Какого максимального результата вам хотелось бы добиться по итогам этих разбирательств?

Ну, во-первых, наказать тех, кто совершил эти преступления. Дать им реальные сроки, запретить им впоследствии занимать государственные должности, лишить их привилегий, пенсий, для того, чтобы другим тоже неповадно было. Чтобы это было уроком для всех. Если этого не сделать, то это все будет продолжаться, и это может произойти с каждым, как показала практика. Это может и с детьми нашими произойти в следующем поколении. Поэтому, может быть, есть какая-то миссия в том, как это все произошло со мной.

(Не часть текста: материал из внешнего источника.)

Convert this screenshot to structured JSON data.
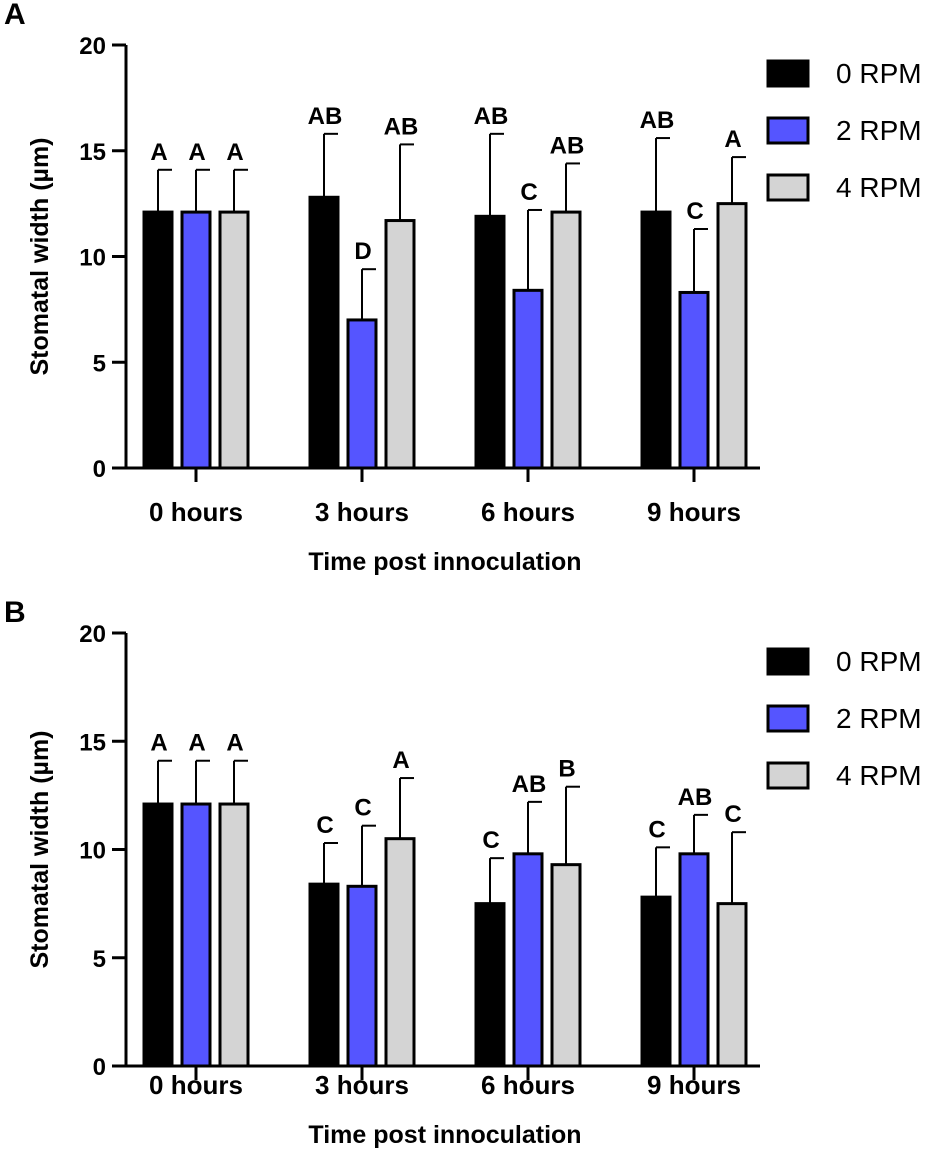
{
  "chart_data": [
    {
      "panel": "A",
      "type": "bar",
      "ylabel": "Stomatal width (µm)",
      "xlabel": "Time post innoculation",
      "ylim": [
        0,
        20
      ],
      "yticks": [
        0,
        5,
        10,
        15,
        20
      ],
      "categories": [
        "0 hours",
        "3 hours",
        "6 hours",
        "9 hours"
      ],
      "legend_position": "top-right",
      "series": [
        {
          "name": "0 RPM",
          "color": "#000000",
          "values": [
            12.1,
            12.8,
            11.9,
            12.1
          ],
          "errors": [
            2.0,
            3.0,
            3.9,
            3.5
          ],
          "letters": [
            "A",
            "AB",
            "AB",
            "AB"
          ]
        },
        {
          "name": "2 RPM",
          "color": "#5555ff",
          "values": [
            12.1,
            7.0,
            8.4,
            8.3
          ],
          "errors": [
            2.0,
            2.4,
            3.8,
            3.0
          ],
          "letters": [
            "A",
            "D",
            "C",
            "C"
          ]
        },
        {
          "name": "4 RPM",
          "color": "#d4d4d4",
          "values": [
            12.1,
            11.7,
            12.1,
            12.5
          ],
          "errors": [
            2.0,
            3.6,
            2.3,
            2.2
          ],
          "letters": [
            "A",
            "AB",
            "AB",
            "A"
          ]
        }
      ]
    },
    {
      "panel": "B",
      "type": "bar",
      "ylabel": "Stomatal width (µm)",
      "xlabel": "Time post innoculation",
      "ylim": [
        0,
        20
      ],
      "yticks": [
        0,
        5,
        10,
        15,
        20
      ],
      "categories": [
        "0 hours",
        "3 hours",
        "6 hours",
        "9 hours"
      ],
      "legend_position": "top-right",
      "series": [
        {
          "name": "0 RPM",
          "color": "#000000",
          "values": [
            12.1,
            8.4,
            7.5,
            7.8
          ],
          "errors": [
            2.0,
            1.9,
            2.1,
            2.3
          ],
          "letters": [
            "A",
            "C",
            "C",
            "C"
          ]
        },
        {
          "name": "2 RPM",
          "color": "#5555ff",
          "values": [
            12.1,
            8.3,
            9.8,
            9.8
          ],
          "errors": [
            2.0,
            2.8,
            2.4,
            1.8
          ],
          "letters": [
            "A",
            "C",
            "AB",
            "AB"
          ]
        },
        {
          "name": "4 RPM",
          "color": "#d4d4d4",
          "values": [
            12.1,
            10.5,
            9.3,
            7.5
          ],
          "errors": [
            2.0,
            2.8,
            3.6,
            3.3
          ],
          "letters": [
            "A",
            "A",
            "B",
            "C"
          ]
        }
      ]
    }
  ]
}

Второй момент – это официальные извинения. Отснять этот ролик быстро за один день, разместить его – это они смогли. Происшествию уже скоро два года будет, а они до сих пор не могут принести элементарных извинений почему-то.

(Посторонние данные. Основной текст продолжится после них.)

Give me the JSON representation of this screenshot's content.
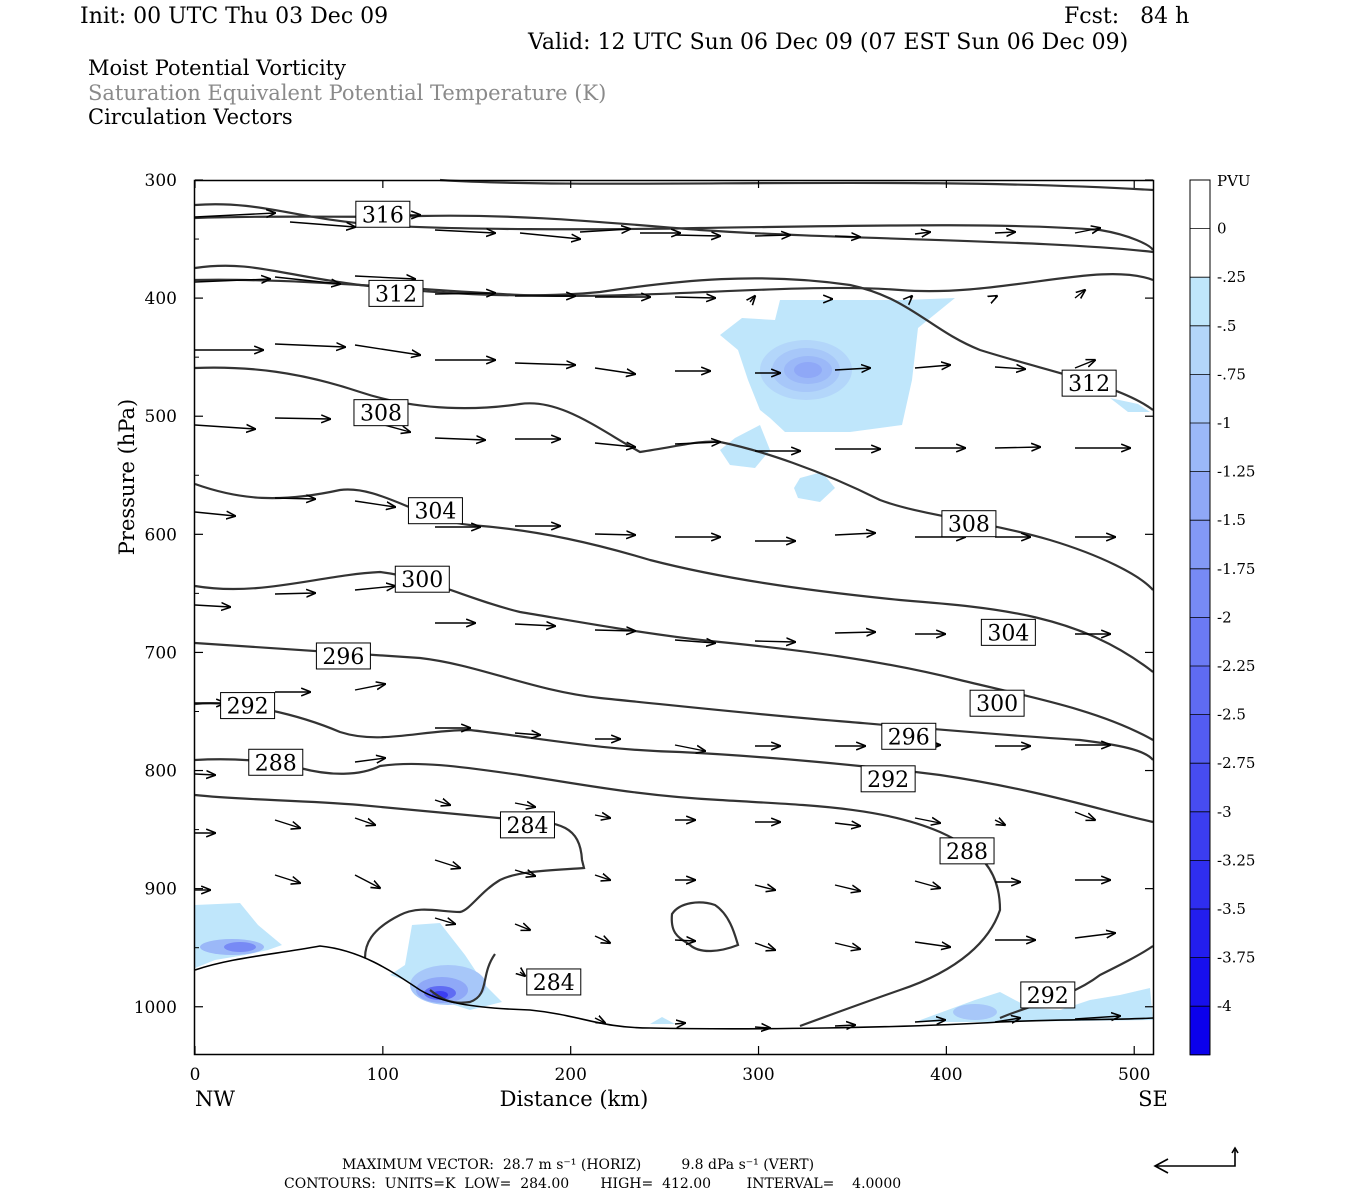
{
  "header": {
    "init": "Init: 00 UTC Thu 03 Dec 09",
    "fcst": "Fcst:   84 h",
    "valid": "Valid: 12 UTC Sun 06 Dec 09 (07 EST Sun 06 Dec 09)",
    "field1": "Moist Potential Vorticity",
    "field2": "Saturation Equivalent Potential Temperature (K)",
    "field3": "Circulation Vectors"
  },
  "footer": {
    "max_vector": "MAXIMUM VECTOR:  28.7 m s⁻¹ (HORIZ)         9.8 dPa s⁻¹ (VERT)",
    "contours": "CONTOURS:  UNITS=K  LOW=  284.00       HIGH=  412.00        INTERVAL=    4.0000"
  },
  "chart_data": {
    "type": "cross-section",
    "xlabel": "Distance (km)",
    "ylabel": "Pressure (hPa)",
    "x_start_label": "NW",
    "x_end_label": "SE",
    "xlim": [
      0,
      510
    ],
    "ylim": [
      300,
      1040
    ],
    "x_ticks": [
      0,
      100,
      200,
      300,
      400,
      500
    ],
    "y_ticks": [
      300,
      400,
      500,
      600,
      700,
      800,
      900,
      1000
    ],
    "colorbar": {
      "title": "PVU",
      "labels": [
        "0",
        "-.25",
        "-.5",
        "-.75",
        "-1",
        "-1.25",
        "-1.5",
        "-1.75",
        "-2",
        "-2.25",
        "-2.5",
        "-2.75",
        "-3",
        "-3.25",
        "-3.5",
        "-3.75",
        "-4"
      ],
      "colors": [
        "#ffffff",
        "#ffffff",
        "#bfe6fb",
        "#b3d6fa",
        "#a7c7f9",
        "#9bb8f8",
        "#8fa8f7",
        "#8399f6",
        "#778af5",
        "#6b7af4",
        "#5f6bf3",
        "#535cf2",
        "#474cf1",
        "#3b3df0",
        "#2f2eef",
        "#231eee",
        "#170fed",
        "#0b00ec"
      ]
    },
    "contour_labels": [
      {
        "text": "316",
        "x": 100,
        "p": 329
      },
      {
        "text": "312",
        "x": 107,
        "p": 396
      },
      {
        "text": "312",
        "x": 476,
        "p": 472
      },
      {
        "text": "308",
        "x": 99,
        "p": 497
      },
      {
        "text": "308",
        "x": 412,
        "p": 591
      },
      {
        "text": "304",
        "x": 128,
        "p": 580
      },
      {
        "text": "304",
        "x": 433,
        "p": 683
      },
      {
        "text": "300",
        "x": 121,
        "p": 638
      },
      {
        "text": "300",
        "x": 427,
        "p": 743
      },
      {
        "text": "296",
        "x": 79,
        "p": 703
      },
      {
        "text": "296",
        "x": 380,
        "p": 771
      },
      {
        "text": "292",
        "x": 28,
        "p": 745
      },
      {
        "text": "292",
        "x": 369,
        "p": 807
      },
      {
        "text": "292",
        "x": 454,
        "p": 990
      },
      {
        "text": "288",
        "x": 43,
        "p": 793
      },
      {
        "text": "288",
        "x": 411,
        "p": 868
      },
      {
        "text": "284",
        "x": 177,
        "p": 846
      },
      {
        "text": "284",
        "x": 191,
        "p": 979
      }
    ],
    "theta_e_contours_K": [
      284,
      288,
      292,
      296,
      300,
      304,
      308,
      312,
      316,
      320
    ],
    "mpv_max_region": {
      "x": 325,
      "p": 462
    }
  }
}
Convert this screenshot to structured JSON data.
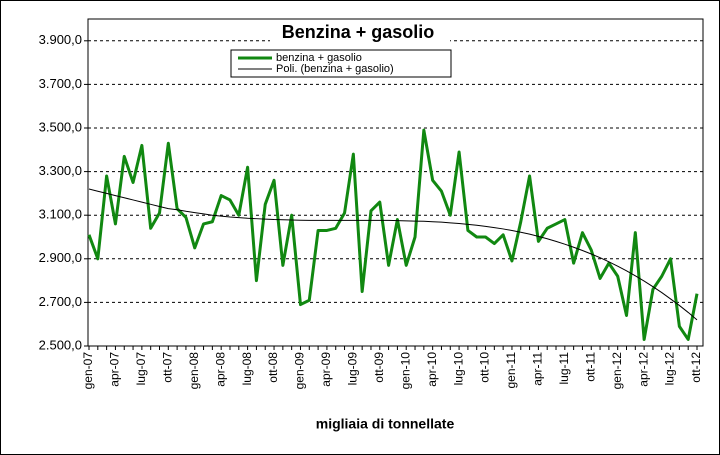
{
  "chart_data": {
    "type": "line",
    "title": "Benzina + gasolio",
    "x_label": "migliaia di tonnellate",
    "categories": [
      "gen-07",
      null,
      null,
      "apr-07",
      null,
      null,
      "lug-07",
      null,
      null,
      "ott-07",
      null,
      null,
      "gen-08",
      null,
      null,
      "apr-08",
      null,
      null,
      "lug-08",
      null,
      null,
      "ott-08",
      null,
      null,
      "gen-09",
      null,
      null,
      "apr-09",
      null,
      null,
      "lug-09",
      null,
      null,
      "ott-09",
      null,
      null,
      "gen-10",
      null,
      null,
      "apr-10",
      null,
      null,
      "lug-10",
      null,
      null,
      "ott-10",
      null,
      null,
      "gen-11",
      null,
      null,
      "apr-11",
      null,
      null,
      "lug-11",
      null,
      null,
      "ott-11",
      null,
      null,
      "gen-12",
      null,
      null,
      "apr-12",
      null,
      null,
      "lug-12",
      null,
      null,
      "ott-12"
    ],
    "series": [
      {
        "name": "benzina + gasolio",
        "color": "#118811",
        "width": 3,
        "values": [
          3010,
          2900,
          3280,
          3060,
          3370,
          3250,
          3420,
          3040,
          3110,
          3430,
          3130,
          3090,
          2950,
          3060,
          3070,
          3190,
          3170,
          3100,
          3320,
          2800,
          3150,
          3260,
          2870,
          3100,
          2690,
          2710,
          3030,
          3030,
          3040,
          3110,
          3380,
          2750,
          3120,
          3160,
          2870,
          3080,
          2870,
          3000,
          3490,
          3260,
          3210,
          3100,
          3390,
          3030,
          3000,
          3000,
          2970,
          3010,
          2890,
          3070,
          3280,
          2980,
          3040,
          3060,
          3080,
          2880,
          3020,
          2940,
          2810,
          2880,
          2820,
          2640,
          3020,
          2530,
          2760,
          2820,
          2900,
          2590,
          2530,
          2740
        ]
      },
      {
        "name": "Poli. (benzina + gasolio)",
        "color": "#000000",
        "width": 1,
        "values": [
          3220,
          3210,
          3200,
          3190,
          3180,
          3170,
          3160,
          3150,
          3140,
          3130,
          3125,
          3118,
          3112,
          3106,
          3100,
          3096,
          3092,
          3089,
          3086,
          3084,
          3082,
          3080,
          3079,
          3078,
          3077,
          3076,
          3076,
          3076,
          3076,
          3076,
          3076,
          3076,
          3076,
          3076,
          3076,
          3075,
          3074,
          3073,
          3072,
          3070,
          3068,
          3065,
          3062,
          3058,
          3054,
          3049,
          3043,
          3037,
          3030,
          3022,
          3013,
          3003,
          2992,
          2980,
          2967,
          2953,
          2938,
          2922,
          2905,
          2886,
          2866,
          2845,
          2822,
          2798,
          2772,
          2745,
          2716,
          2686,
          2654,
          2620
        ]
      }
    ],
    "ylim": [
      2500,
      4000
    ],
    "yticks": [
      {
        "value": 2500,
        "label": "2.500,0"
      },
      {
        "value": 2700,
        "label": "2.700,0"
      },
      {
        "value": 2900,
        "label": "2.900,0"
      },
      {
        "value": 3100,
        "label": "3.100,0"
      },
      {
        "value": 3300,
        "label": "3.300,0"
      },
      {
        "value": 3500,
        "label": "3.500,0"
      },
      {
        "value": 3700,
        "label": "3.700,0"
      },
      {
        "value": 3900,
        "label": "3.900,0"
      }
    ],
    "grid": true
  }
}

Простые казахстанцы извиняются. 
Им стыдно. А почему-то те, кто это делал, на официальном государственном уровне не могут себе этого позволить.

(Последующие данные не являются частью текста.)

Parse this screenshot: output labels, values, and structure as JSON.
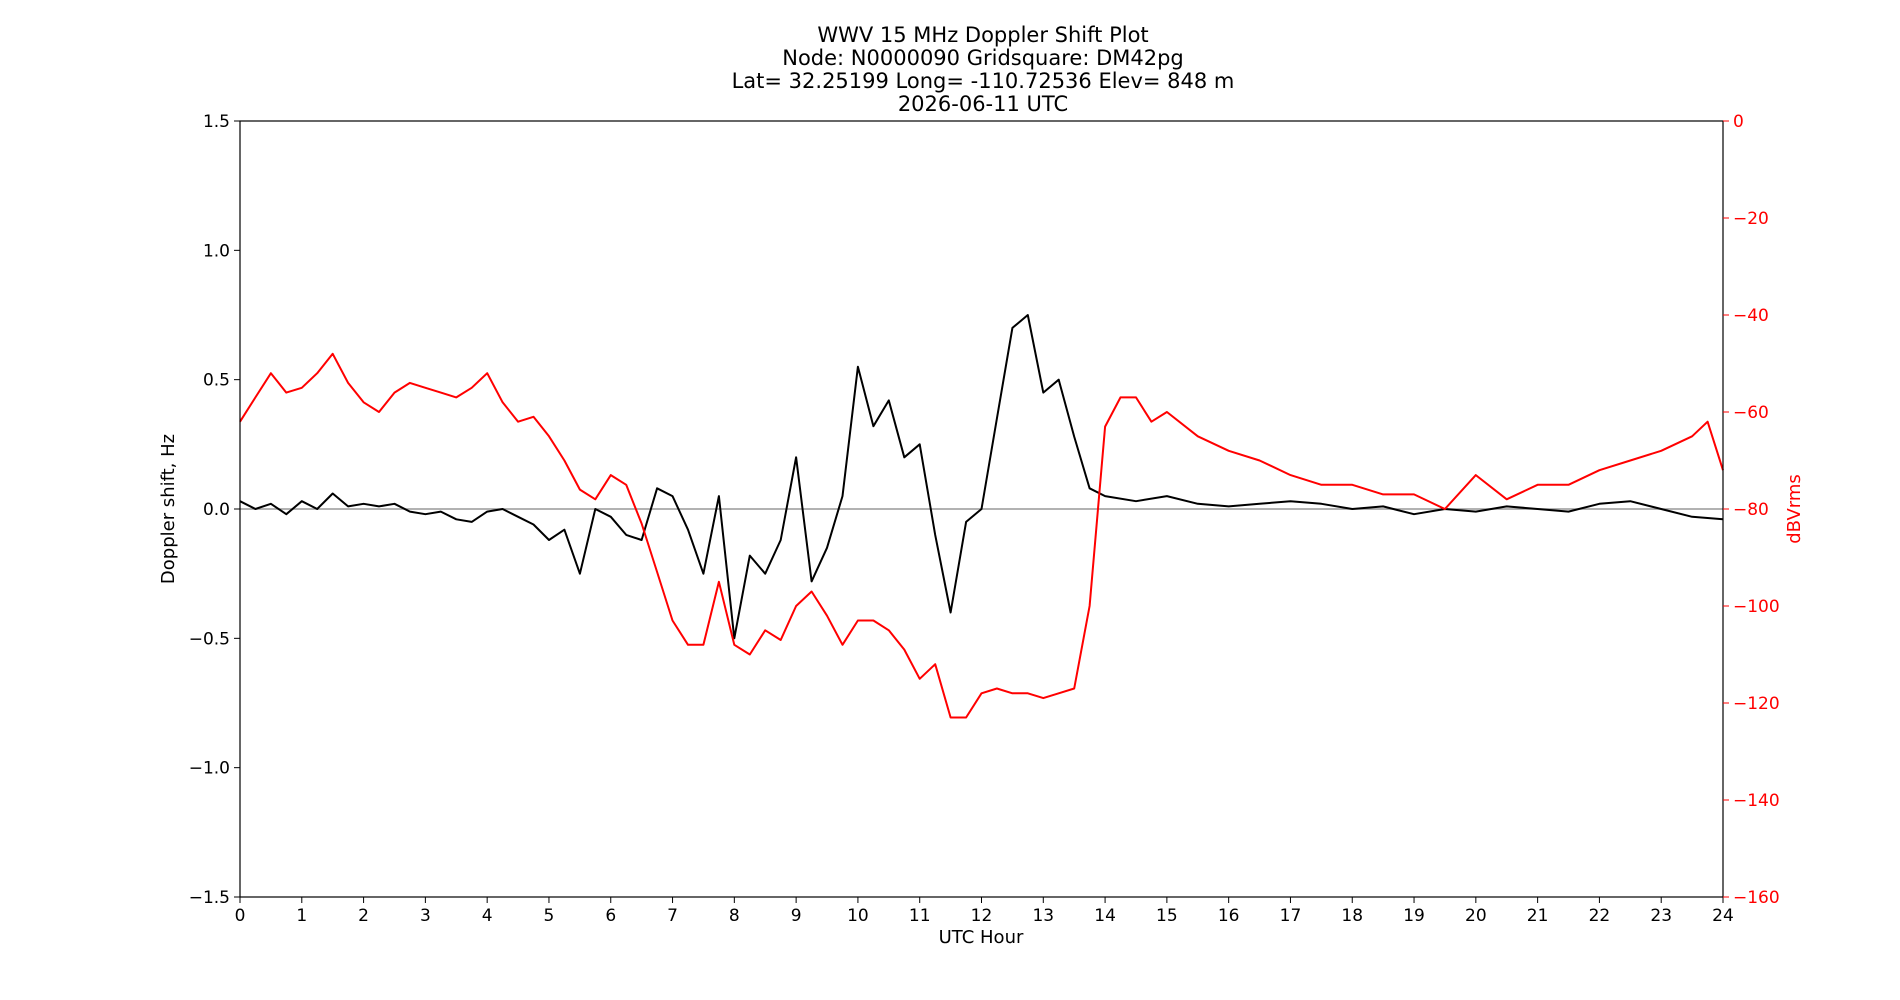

Ну и соответствующие компенсации за причиненный моральный и физический ущерб – все это должно быть возмещено. Элементарно, все вещи, которые они у меня изъяли, деньги, которые они у меня изъяли – они говорили, что я мародер, украл из Алматы чемодан со своими костюмами и вещами. Более трех тысяч долларов у меня с собой наличными было – и все они это забрали. Говорили, что я – мародер и убийца, но факту они сами меня обокрали. Как это так? Они все это должны вернуть мне, я считаю.

Следили ли вы за судьбой других граждан Кыргызстана, также пострадавших в Казахстане в январе?

По поводу других – я, конечно, мониторю. В моем кейсе я сначала был один, а сейчас уже шесть человек. Это шесть человек, которые по тому же маршруту были, что и я – кого задержали в селе Таргап, вместе нас увезли в село Кошмамбет и там пытали. У людей просыпается самосознание, и они тоже присоединяются к этой борьбе. Расследование в отношении пыток по отношению к ним тоже идет, у некоторых совместно с моим, поскольку у нас один маршрут и одни исполнители.

Какова реакция международного сообщества по вашему делу?

В Казахстане меня поддерживает общественное объединение «Кадыр Касиет» и Международное бюро по правам человека и соблюдению законности – они предоставляют адвокатов, помогают в этом деле, они ведут в казахской части. Со стороны международного сообщества поддержка есть, они мониторят, но сейчас мы находимся на стадии исчерпания национальных механизмов, прежде, чем дойти до международного уровня.

Расскажите о вашей правозащитной деятельности, чем еще вы занимаетесь сейчас?

То, что происходит сейчас, я освещаю это на мировом уровне, выступаю на конференциях. Этим летом мы в Кыргызстане совместно с коалицией против пыток и с национальным центром Кыргызской Республики по предупреждению пыток провели очень много мероприятий, коллабораций для того, чтобы больше людей знали о своих правах, больше людей знали, что такое зло существует, и как ему противостоять. Кроме того, я все это транслирую через музыку с лозунгом «Музыка против насилия», и хочу, чтобы ко мне тоже присоединялись единомышленники, художники, музыканты, которые через свое творчество тоже будут показывать свой протест. В Казахстане есть такой яркий пример, как Асхат Ахмедьяров, который сделал целую выставку портретов памяти жертв Кантара. Я в годовщину сочинил реквием, который посвятил жертвам пыток. Я не профессиональный юрист, не адвокат, но своим искусством стараюсь освещать эту тему. И кроме того, если я сейчас добьюсь положительного результата по своему кейсу, то смогу помочь еще кому-то. А если я в своем результате не буду успешен, то как я смогу помочь другим людям?

Ко мне обращаются также другие люди, которые тоже попадали в такие ситуации, я их консультирую и направляю в организации, которые могут более полно и профессионально подсказать им путь, куда обратиться и что делать, потому что когда я только очутился в этой ситуации, я тоже был в замешательстве и не знал, куда и к кому обратиться. В этом случае я уже имею некоторый опыт и помогаю людям, которые, к сожалению, тоже очутились в такой ситуации. Меня также назначили послом доброй воли национального центра по предотвращению пыток, в этой части я тоже участвую в конференциях, обращаю внимание на пытки и борьбу с ними, предлагаю некоторые варианты того, как можно улучшить ситуацию представителям государственных органов и международным правозащитными организациям.